I won a few line-outs and would have been blowing out of my back-end a bit for most of the game. The speed – that was the biggest thing. The noise, speed and intensity.

That speed and intensity did only only surprise Easterby. Scotland had no answer for it, as their hosts went flat-out in the second half and ran in four more tries to eventually win 44-22.

It truly did feel like a new dawn.


When you see new guys coming in like that, getting an opportunity and then taking it, that gives you huge confidence.

Peter Stringer is applauded off by Scotland players after Ireland’s 44-22 win. (Photo by Damien Eagers/Sportsfile)


The games used to be more spaced out, so there would be a two-week gap, or more, between games. And, I don’t think I’m breaking any confidences here, but there wouldn’t have been that level of professionalism, back then, as there is now.That would have been drink-related, too!

For a long time, after games, you’d go to a black-tie dinner and anybody on that team could come up to have a drink with you, and you’d have to have that drink. For some people, that got very, very messy, and very quickly. Sometimes you had a whole team to go through, and the opposition. But, luckily, it was spread out a bit more [after the Scotland game] between the five of us. So I got away with it, just about!

That tradition was something O’Gara was only too happy to carry on with younger debutants, over the years.

Stephen Ferris, who made his Ireland debut in 2006, recalls:

“You have to down a drink and sing a song… I sang the Fresh Prince of Bel Air song as I knew I’d remember the words.”

“As the night goes on, you’re getting drunker and drunker, and you have the likes of Ronan O’Gara coming up to you with a pint glass of red wine. He drinks a pint of wine, you drink a pint of wine and next minute someone else is walking up to you with a drink. It can be a long night or a very, very short night.”

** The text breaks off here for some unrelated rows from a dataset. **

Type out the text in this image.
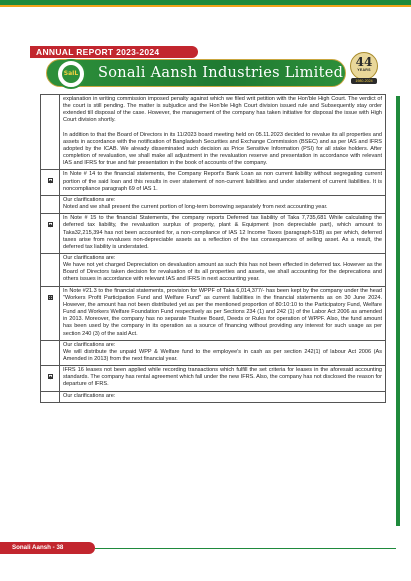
ANNUAL REPORT 2023-2024
SaIL Sonali Aansh Industries Limited
44
YEARS
1980-2024

	explanation in writing commission imposed penalty against which we filed writ petition with the Hon'ble High Court. The verdict of the court is still pending. The matter is subjudice and the Hon'ble High Court division issued rule and Subsequently stay order extended till disposal of the case. However, the management of the company has taken initiative for disposal the issue with High Court division shortly.

In addition to that the Board of Directors in its 11/2023 board meeting held on 05.11.2023 decided to revalue its all properties and assets in accordance with the notification of Bangladesh Securities and Exchange Commission (BSEC) and as per IAS and IFRS adopted by the ICAB. We already disseminated such decision as Price Sensitive Information (PSI) for all stake holders. After completion of revaluation, we shall make all adjustment in the revaluation reserve and presentation in accordance with relevant IAS and IFRS for true and fair presentation in the book of accounts of the company.

	In Note # 14 to the financial statements, the Company Report's Bank Loan as non current liability without segregating current portion of the said loan and this results in over statement of non-current liabilities and under statement of current liabilities. It is noncompliance paragraph 69 of IAS 1.

	Our clarifications are:
Noted and we shall present the current portion of long-term borrowing separately from next accounting year.

	In Note # 15 to the financial Statements, the company reports Deferred tax liability of Taka 7,735,681 While calculating the deferred tax liability, the revaluation surplus of property, plant & Equipment (non depreciable part), which amount to Taka32,215,394 has not been accounted for, a non-compliance of IAS 12 Income Taxes (paragraph-51B) as per which, deferred taxes arise from revaluses non-depreciable assets as a reflection of the tax consequences of selling asset. As a result, the deferred tax liability is understated.

	Our clarifications are:
We have not yet charged Depreciation on devaluation amount as such this has not been effected in deferred tax. However as the Board of Directors taken decision for revaluation of its all properties and assets, we shall accounting for the deprecations and others issues in accordance with relevant IAS and IFRS in next accounting year.

	In Note #21.3 to the financial statements, provision for WPPF of Taka 6,014,377/- has been kept by the company under the head "Workers Profit Participation Fund and Welfare Fund" as current liabilities in the financial statements as on 30 June 2024. However, the amount has not been distributed yet as per the mentioned proportion of 80:10:10 to the Participatory Fund, Welfare Fund and Workers Welfare Foundation Fund respectively as per Sections 234 (1) and 242 (1) of the Labor Act 2006 as amended in 2013. Moreover, the company has no separate Trustee Board, Deeds or Rules for operation of WPPF. Also, the fund amount has been used by the company in its operation as a source of financing without providing any interest for such usage as per section 240 (3) of the said Act.

	Our clarifications are:
We will distribute the unpaid WPP & Welfare fund to the employee's in cash as per section 242(1) of labour Act 2006 (As Amended in 2013) from the next financial year.

	IFRS 16 leases not been applied while recording transactions which fulfill the set criteria for leases in the aforesaid accounting standards. The company has rental agreement which fall under the new IFRS. Also, the company has not disclosed the reason for departure of IFRS.

	Our clarifications are:

Sonali Aansh - 38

In the next game, OGara kicked twenty points and Horgan scored a brace of tries in a 60-13 park walk against Italy. The squad travelled to Paris in confident mood.

PETER STRINGER [Munster scrumhalf]

One of my greatest Ireland memories was the win over in France. We hadn’t won in Paris in twenty eight years before that. I would have watched Ireland over the years on TV and they would have started well for the first twenty minutes before France ran riot. We got there and there were a lot of new faces. There was no fear for us going there. Drico got his hat-trick and we built from those foundations. That win gave guys massive confidence.

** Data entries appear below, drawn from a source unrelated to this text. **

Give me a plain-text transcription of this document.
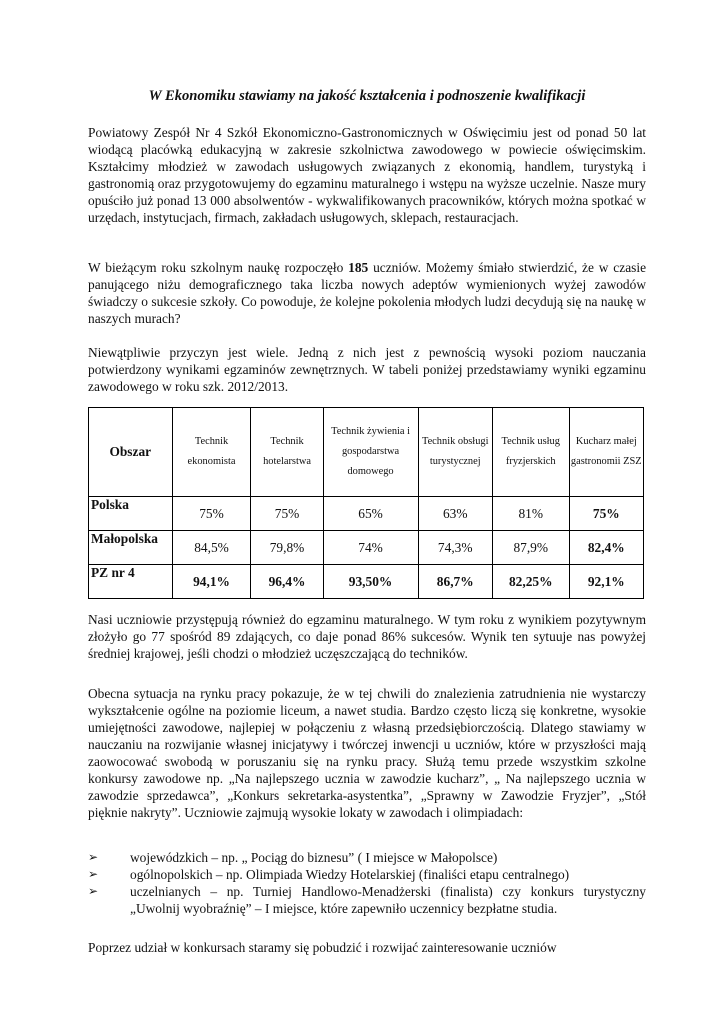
W Ekonomiku stawiamy na jakość kształcenia i podnoszenie kwalifikacji

Powiatowy Zespół Nr 4 Szkół Ekonomiczno-Gastronomicznych w Oświęcimiu jest od ponad 50 lat wiodącą placówką edukacyjną w zakresie szkolnictwa zawodowego w powiecie oświęcimskim. Kształcimy młodzież w zawodach usługowych związanych z ekonomią, handlem, turystyką i gastronomią oraz przygotowujemy do egzaminu maturalnego i wstępu na wyższe uczelnie. Nasze mury opuściło już ponad 13 000 absolwentów - wykwalifikowanych pracowników, których można spotkać w urzędach, instytucjach, firmach, zakładach usługowych, sklepach, restauracjach.

W bieżącym roku szkolnym naukę rozpoczęło 185 uczniów. Możemy śmiało stwierdzić, że w czasie panującego niżu demograficznego taka liczba nowych adeptów wymienionych wyżej zawodów świadczy o sukcesie szkoły. Co powoduje, że kolejne pokolenia młodych ludzi decydują się na naukę w naszych murach?

Niewątpliwie przyczyn jest wiele. Jedną z nich jest z pewnością wysoki poziom nauczania potwierdzony wynikami egzaminów zewnętrznych. W tabeli poniżej przedstawiamy wyniki egzaminu zawodowego w roku szk. 2012/2013.

Obszar	Technik ekonomista	Technik hotelarstwa	Technik żywienia i gospodarstwa domowego	Technik obsługi turystycznej	Technik usług fryzjerskich	Kucharz małej gastronomii ZSZ
Polska	75%	75%	65%	63%	81%	75%
Małopolska	84,5%	79,8%	74%	74,3%	87,9%	82,4%
PZ nr 4	94,1%	96,4%	93,50%	86,7%	82,25%	92,1%

Nasi uczniowie przystępują również do egzaminu maturalnego. W tym roku z wynikiem pozytywnym złożyło go 77 spośród 89 zdających, co daje ponad 86% sukcesów. Wynik ten sytuuje nas powyżej średniej krajowej, jeśli chodzi o młodzież uczęszczającą do techników.

Obecna sytuacja na rynku pracy pokazuje, że w tej chwili do znalezienia zatrudnienia nie wystarczy wykształcenie ogólne na poziomie liceum, a nawet studia. Bardzo często liczą się konkretne, wysokie umiejętności zawodowe, najlepiej w połączeniu z własną przedsiębiorczością. Dlatego stawiamy w nauczaniu na rozwijanie własnej inicjatywy i twórczej inwencji u uczniów, które w przyszłości mają zaowocować swobodą w poruszaniu się na rynku pracy. Służą temu przede wszystkim szkolne konkursy zawodowe np. „Na najlepszego ucznia w zawodzie kucharz”, „ Na najlepszego ucznia w zawodzie sprzedawca”, „Konkurs sekretarka-asystentka”, „Sprawny w Zawodzie Fryzjer”, „Stół pięknie nakryty”. Uczniowie zajmują wysokie lokaty w zawodach i olimpiadach:

➢ wojewódzkich – np. „ Pociąg do biznesu” ( I miejsce w Małopolsce)
➢ ogólnopolskich – np. Olimpiada Wiedzy Hotelarskiej (finaliści etapu centralnego)
➢ uczelnianych – np. Turniej Handlowo-Menadżerski (finalista) czy konkurs turystyczny „Uwolnij wyobraźnię” – I miejsce, które zapewniło uczennicy bezpłatne studia.

Poprzez udział w konkursach staramy się pobudzić i rozwijać zainteresowanie uczniów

Ireland would book-end that championship with another loss to Wales, at home, that softened their cough somewhat. By the end of the year, Gatland would be gone and Eddie O’Sullivan would take over as head coach.

It took until 2003 for Ireland to put themselves in with a genuine title chance – England beat them in a Grand Slam decider for both sides – but a Triple Crown, at least, followed in 2004. It had taken a huge overhaul and an even bigger leap of faith, but Ireland were finally competitive, and winning trophies, again.

The past 22 years have brought five Triple Crowns and four Six Nations titles that have included Grand Slams in 2009 and 2018. Only 1948 to 1951 comes close, but this has been a sustained run at the top, and one that should not be taken for granted.